Antibodies Available for Immunology Flow Cytometry Lab (revised 1999)

No. Specificity Hybridoma Isotype Comments; % Saturation Notes
1 Control M1/69.HK Rat IgG2b Shows unwanted binding; n.d.  
2 CD4 GK1.5 Rat IgG2b Use #A as 2nd Ab; 67%  
3 CD4 H129.19 Rat IgG2a PE-conjugate. See * below.; 50%  
4 CD8 M5/24 Rat IgG2a Use #A as 2nd Ab; ~50%  
5 CD8 53.6 Rat IgG2a PE-conjugate. See * below. 17%  
6 CD11a (LFA-1)§ M17/7 Rat IgG2b Use #A as 2nd Ab. See § below; ~75%  
7 CD18 (LFA-1, CR3)§ M18/2 Rat IgG2a Use #A as 2nd Ab. See § below; ~75%  
8 CD45/1 M1/9.3 Rat IgG2a Use #A as 2nd Ab; 20%  
9 CD45/2 § M1/89.18 Rat IgG2b Use #A as 2nd Ab. See § below; 33%  
10 IgG, mouse Polyclonal Goat mixed FITC-conjugated;  
11 IgM, mouse Polyclonal Goat mixed PE-conjugated; 33%  
12 ICAM-1, CD54 YN1/1 Rat IgG2a Use #A as 2nd Ab; 67%  
13 MHC Class I, H-2KDL M1/42 Rat IgG2a Use #A as 2nd Ab; 33%  
14 MHC Class II, H-2I-A, I-E M5/114 Rat IgG2b Use #A as 2nd Ab; n.d.  
15 TCR H57-597 Hamster IgG FITC-conjugated; 67%  
16 Thy-1 (mouse T cell marker) M5/49 Rat IgG2a Use #A as 2nd Ab; 4%  
Numbered Abs above are specific for a marker on mouse lymphocytes. Lettered reagents below are for use as "2nd reagents" for indirect staining of numbered, marker-specific Abs which are not directly conjugated with a fluorochrome.
A IgG, rat Polyclonal Goat mixed FITC-conjugated, see ‡ below; ~50%  

Colors: FITC emits green light, PE emits red light.
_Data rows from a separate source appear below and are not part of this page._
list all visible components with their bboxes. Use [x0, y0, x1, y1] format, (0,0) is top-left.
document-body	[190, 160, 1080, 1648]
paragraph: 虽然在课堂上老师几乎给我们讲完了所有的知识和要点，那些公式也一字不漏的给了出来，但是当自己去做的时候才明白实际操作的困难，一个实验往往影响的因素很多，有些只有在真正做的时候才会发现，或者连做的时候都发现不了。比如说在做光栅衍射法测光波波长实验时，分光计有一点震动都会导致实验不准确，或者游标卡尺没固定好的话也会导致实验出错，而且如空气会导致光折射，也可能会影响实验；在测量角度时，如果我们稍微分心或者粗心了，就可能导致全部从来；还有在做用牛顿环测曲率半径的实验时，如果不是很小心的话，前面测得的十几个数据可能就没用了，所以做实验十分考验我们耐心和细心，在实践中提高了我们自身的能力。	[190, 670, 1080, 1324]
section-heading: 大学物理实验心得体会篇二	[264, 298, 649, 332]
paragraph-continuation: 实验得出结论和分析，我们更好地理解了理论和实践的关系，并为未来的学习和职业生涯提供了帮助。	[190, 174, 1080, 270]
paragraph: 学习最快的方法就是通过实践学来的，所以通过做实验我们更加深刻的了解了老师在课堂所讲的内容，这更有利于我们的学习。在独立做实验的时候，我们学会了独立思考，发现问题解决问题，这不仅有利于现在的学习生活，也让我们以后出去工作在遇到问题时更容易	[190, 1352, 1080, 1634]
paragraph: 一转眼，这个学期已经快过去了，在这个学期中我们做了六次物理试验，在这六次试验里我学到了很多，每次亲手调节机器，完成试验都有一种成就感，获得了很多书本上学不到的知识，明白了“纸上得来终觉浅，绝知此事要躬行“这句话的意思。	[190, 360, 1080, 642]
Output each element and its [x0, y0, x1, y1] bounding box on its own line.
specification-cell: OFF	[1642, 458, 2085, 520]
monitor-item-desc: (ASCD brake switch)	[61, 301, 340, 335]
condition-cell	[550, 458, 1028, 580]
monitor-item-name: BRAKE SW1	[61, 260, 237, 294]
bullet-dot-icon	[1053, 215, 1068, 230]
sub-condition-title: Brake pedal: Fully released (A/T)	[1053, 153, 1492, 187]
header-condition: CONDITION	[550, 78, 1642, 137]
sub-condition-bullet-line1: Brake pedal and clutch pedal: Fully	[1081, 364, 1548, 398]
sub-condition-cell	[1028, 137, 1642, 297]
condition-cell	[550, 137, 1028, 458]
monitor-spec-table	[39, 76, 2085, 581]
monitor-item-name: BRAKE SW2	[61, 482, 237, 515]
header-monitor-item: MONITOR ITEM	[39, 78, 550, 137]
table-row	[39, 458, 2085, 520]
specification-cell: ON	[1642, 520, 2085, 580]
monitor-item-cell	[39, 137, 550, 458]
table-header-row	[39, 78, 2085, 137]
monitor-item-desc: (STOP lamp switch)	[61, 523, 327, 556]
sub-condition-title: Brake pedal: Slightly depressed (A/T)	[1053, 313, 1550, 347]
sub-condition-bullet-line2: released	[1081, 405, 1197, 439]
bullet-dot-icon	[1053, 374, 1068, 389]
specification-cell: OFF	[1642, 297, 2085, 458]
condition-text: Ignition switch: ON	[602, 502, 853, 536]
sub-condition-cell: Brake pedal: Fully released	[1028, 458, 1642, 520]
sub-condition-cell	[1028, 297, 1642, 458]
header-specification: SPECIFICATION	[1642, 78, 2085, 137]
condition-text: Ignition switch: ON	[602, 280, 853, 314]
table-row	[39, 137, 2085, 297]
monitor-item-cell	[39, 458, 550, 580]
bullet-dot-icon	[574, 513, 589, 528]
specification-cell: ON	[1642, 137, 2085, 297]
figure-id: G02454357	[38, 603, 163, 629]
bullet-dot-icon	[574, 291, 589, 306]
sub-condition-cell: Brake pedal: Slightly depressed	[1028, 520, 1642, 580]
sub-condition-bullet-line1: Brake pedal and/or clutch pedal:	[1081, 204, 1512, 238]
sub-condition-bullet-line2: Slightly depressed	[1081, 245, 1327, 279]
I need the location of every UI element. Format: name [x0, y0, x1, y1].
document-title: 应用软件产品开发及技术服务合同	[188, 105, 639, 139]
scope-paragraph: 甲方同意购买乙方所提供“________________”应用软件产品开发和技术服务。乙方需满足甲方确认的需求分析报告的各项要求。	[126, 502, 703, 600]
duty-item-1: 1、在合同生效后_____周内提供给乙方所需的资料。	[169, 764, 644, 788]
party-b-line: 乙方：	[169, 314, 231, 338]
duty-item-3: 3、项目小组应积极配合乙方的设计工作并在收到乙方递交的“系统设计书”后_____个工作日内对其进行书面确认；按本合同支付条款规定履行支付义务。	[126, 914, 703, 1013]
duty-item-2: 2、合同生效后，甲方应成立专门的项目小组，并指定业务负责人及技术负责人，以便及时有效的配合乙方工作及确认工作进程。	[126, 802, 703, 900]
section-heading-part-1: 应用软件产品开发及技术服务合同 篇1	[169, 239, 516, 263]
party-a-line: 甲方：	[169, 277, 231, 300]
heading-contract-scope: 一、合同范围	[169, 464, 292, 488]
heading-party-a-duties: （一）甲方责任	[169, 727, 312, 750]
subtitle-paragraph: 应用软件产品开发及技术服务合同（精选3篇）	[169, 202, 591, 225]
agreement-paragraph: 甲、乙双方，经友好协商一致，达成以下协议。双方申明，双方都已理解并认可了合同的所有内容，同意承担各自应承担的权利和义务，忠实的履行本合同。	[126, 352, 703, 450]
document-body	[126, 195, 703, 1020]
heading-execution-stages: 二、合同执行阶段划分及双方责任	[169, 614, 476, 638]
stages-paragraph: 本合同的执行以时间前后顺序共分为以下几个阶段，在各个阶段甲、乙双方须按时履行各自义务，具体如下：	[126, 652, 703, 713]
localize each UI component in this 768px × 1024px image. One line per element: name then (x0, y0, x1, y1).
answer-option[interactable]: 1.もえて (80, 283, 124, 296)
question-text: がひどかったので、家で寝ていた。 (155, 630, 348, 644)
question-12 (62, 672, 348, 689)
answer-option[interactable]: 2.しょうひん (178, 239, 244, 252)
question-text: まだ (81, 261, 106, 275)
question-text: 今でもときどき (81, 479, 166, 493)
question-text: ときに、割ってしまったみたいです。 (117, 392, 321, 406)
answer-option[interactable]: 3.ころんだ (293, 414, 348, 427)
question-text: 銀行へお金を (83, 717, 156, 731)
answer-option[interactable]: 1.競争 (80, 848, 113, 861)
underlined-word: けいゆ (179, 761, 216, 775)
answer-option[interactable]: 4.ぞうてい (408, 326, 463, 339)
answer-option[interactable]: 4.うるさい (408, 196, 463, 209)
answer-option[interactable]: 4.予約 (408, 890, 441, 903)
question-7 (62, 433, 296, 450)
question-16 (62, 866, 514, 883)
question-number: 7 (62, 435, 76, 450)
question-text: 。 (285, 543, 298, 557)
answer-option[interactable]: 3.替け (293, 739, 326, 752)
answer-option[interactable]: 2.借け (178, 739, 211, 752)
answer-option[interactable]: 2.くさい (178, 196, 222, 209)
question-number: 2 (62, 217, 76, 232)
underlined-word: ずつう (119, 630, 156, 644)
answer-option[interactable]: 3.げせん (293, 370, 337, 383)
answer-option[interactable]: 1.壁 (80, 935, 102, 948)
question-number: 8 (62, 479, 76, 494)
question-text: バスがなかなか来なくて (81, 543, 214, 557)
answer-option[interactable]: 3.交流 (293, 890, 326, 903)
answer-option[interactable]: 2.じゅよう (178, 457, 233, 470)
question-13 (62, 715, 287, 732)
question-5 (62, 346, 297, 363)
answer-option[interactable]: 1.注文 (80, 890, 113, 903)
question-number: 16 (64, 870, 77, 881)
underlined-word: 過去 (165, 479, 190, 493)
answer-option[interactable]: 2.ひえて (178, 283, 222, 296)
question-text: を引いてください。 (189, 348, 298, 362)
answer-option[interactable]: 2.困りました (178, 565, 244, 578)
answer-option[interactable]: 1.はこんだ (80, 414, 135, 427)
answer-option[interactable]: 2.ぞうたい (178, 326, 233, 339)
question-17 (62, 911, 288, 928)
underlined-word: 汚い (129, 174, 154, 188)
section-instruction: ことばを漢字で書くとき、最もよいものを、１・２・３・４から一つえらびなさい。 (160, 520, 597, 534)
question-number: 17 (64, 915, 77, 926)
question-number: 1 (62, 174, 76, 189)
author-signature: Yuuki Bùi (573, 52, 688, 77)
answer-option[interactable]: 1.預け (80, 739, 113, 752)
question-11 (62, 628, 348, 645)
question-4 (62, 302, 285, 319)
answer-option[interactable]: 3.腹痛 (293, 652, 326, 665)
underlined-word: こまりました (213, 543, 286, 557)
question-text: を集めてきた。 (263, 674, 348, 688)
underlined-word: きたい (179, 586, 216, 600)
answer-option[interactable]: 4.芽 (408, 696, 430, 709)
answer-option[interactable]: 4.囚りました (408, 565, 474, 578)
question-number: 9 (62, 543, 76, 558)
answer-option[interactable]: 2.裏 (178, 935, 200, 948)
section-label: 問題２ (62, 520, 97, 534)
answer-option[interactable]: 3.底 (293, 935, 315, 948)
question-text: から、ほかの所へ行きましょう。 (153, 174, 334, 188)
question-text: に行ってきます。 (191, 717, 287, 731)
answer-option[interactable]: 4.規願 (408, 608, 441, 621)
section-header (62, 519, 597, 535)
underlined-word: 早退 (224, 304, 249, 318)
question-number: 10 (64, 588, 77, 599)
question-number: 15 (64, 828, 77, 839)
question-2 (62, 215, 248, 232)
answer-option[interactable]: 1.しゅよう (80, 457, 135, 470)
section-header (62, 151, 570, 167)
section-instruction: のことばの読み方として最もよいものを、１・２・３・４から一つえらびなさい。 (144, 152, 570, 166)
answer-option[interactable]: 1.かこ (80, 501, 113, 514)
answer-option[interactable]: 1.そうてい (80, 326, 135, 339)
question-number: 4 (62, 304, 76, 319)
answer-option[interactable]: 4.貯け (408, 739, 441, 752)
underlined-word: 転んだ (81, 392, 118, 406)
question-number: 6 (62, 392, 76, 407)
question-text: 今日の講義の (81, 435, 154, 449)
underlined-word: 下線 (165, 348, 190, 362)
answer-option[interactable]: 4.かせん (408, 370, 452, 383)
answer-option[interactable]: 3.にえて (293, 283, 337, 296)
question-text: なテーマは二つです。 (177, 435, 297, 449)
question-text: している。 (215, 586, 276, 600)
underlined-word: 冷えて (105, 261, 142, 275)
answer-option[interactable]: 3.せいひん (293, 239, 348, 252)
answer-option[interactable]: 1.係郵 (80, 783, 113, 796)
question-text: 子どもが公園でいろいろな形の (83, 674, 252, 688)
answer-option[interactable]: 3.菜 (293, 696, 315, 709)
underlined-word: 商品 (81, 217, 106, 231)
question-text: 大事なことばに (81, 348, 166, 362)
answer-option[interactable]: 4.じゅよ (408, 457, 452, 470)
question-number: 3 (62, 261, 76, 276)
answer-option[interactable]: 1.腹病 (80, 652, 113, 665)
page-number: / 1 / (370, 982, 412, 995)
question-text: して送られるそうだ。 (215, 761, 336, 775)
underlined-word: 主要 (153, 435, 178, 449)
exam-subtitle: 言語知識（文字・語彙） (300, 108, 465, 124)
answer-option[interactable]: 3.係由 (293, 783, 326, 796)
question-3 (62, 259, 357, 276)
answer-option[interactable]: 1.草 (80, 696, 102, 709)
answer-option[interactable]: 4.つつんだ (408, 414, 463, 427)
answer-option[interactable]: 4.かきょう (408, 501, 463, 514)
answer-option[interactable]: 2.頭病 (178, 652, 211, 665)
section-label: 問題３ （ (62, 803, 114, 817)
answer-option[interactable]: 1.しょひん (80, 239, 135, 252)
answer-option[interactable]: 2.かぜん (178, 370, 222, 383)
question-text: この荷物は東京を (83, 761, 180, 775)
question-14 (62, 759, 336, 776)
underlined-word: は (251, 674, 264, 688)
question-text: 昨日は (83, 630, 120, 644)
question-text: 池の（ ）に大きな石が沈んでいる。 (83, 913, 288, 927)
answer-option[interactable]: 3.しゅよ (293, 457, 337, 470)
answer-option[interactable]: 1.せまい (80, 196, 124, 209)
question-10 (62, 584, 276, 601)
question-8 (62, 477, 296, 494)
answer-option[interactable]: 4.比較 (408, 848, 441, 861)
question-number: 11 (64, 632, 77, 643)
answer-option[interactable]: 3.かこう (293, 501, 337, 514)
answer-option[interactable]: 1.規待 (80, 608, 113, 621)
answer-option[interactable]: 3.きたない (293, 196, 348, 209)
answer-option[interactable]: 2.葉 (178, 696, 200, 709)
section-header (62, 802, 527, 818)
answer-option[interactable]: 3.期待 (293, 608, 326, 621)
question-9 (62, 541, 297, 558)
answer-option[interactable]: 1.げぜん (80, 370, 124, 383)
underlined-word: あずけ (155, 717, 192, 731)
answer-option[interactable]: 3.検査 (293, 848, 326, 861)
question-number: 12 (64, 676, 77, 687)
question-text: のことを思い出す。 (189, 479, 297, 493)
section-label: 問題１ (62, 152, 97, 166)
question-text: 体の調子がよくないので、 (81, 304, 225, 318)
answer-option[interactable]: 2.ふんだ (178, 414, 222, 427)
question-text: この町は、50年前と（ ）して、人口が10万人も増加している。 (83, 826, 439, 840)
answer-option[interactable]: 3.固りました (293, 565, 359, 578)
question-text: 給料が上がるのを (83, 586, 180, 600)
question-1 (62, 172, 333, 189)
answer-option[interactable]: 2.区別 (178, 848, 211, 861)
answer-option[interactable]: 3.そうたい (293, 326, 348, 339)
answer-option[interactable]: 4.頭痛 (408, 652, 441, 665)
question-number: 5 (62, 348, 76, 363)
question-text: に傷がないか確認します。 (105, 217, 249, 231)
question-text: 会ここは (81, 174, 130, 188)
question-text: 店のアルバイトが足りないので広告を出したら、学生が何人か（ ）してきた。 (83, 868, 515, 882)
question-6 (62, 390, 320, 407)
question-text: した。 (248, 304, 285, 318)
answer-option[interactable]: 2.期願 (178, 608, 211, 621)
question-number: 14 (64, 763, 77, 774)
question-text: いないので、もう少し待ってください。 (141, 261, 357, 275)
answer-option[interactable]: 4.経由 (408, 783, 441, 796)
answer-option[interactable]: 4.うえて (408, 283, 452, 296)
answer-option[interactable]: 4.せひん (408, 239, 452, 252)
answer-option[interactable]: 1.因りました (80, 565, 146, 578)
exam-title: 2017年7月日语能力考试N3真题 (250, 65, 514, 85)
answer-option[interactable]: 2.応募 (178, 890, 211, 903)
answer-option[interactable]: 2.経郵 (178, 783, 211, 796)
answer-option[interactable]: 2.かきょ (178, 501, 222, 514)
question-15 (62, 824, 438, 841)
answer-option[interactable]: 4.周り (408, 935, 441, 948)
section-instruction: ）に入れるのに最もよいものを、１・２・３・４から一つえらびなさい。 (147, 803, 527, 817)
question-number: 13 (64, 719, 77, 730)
Unless indicated in the Comments column, the above antibodies are not directly conjugated with a fluorochrome. Only green (FITC) indirect stain (anti-rat IgG) is available for unconjugated rat monoclonal Abs. If you stain two markers in the same tube, they must use different colors.

% Occupancy: The percentage of receptors on the cell surface which will be occupied by antibody at the dilution provided for your use. n.d. = not determined. Monoclonal antibody binding is well-described by the one-site binding equation, I/Imax = C/(C + Ch), where I is the observed fluorescence intensity, Imax is the intensity at saturation, Ch is the concentration of antibody which half-saturates, and C is the concentration applied. This equation has been fitted to I vs. C data for most of these antibodies, thereby determining Imax and Ch, and allowing the % occupancy to be calculated at a given C. In two-color samples, green fluorescence intensities exceeding 100 times autofluorescence make it difficult to get accurate red fluorescence readings (the compensation subtraction of green spill-up into the red channel fails). Therefore, green-reported antibodies specific for very high-density receptors (e.g. Thy-1, CD45) are intentionally diluted to give a low % saturation.

* If you use a rat PE conjugate in the same tube with an unconjugated rat Ab to a different marker, the PE conjugate must be applied after the 1st rat Ab and 2nd FITC anti-rat Ab, as a 3rd cycle. This avoids unwanted green staining of the red rat PE conjugate by the green anti-rat 2nd Ab.

‡ Use as 2nd Ab (indirect stain) for all unconjugated rat monoclonal 1st Abs. Absorbed with mouse Ig, so will not stain mouse B cell Ig by cross reaction.

§ Although 100% of splenocytes are positive with these antibodies, they stain T and B cells with different intensities. (The other antibodies above which stain 100% of splenocytes stain them all with a uniform intensity, namely the other CD45 and MHC class I.)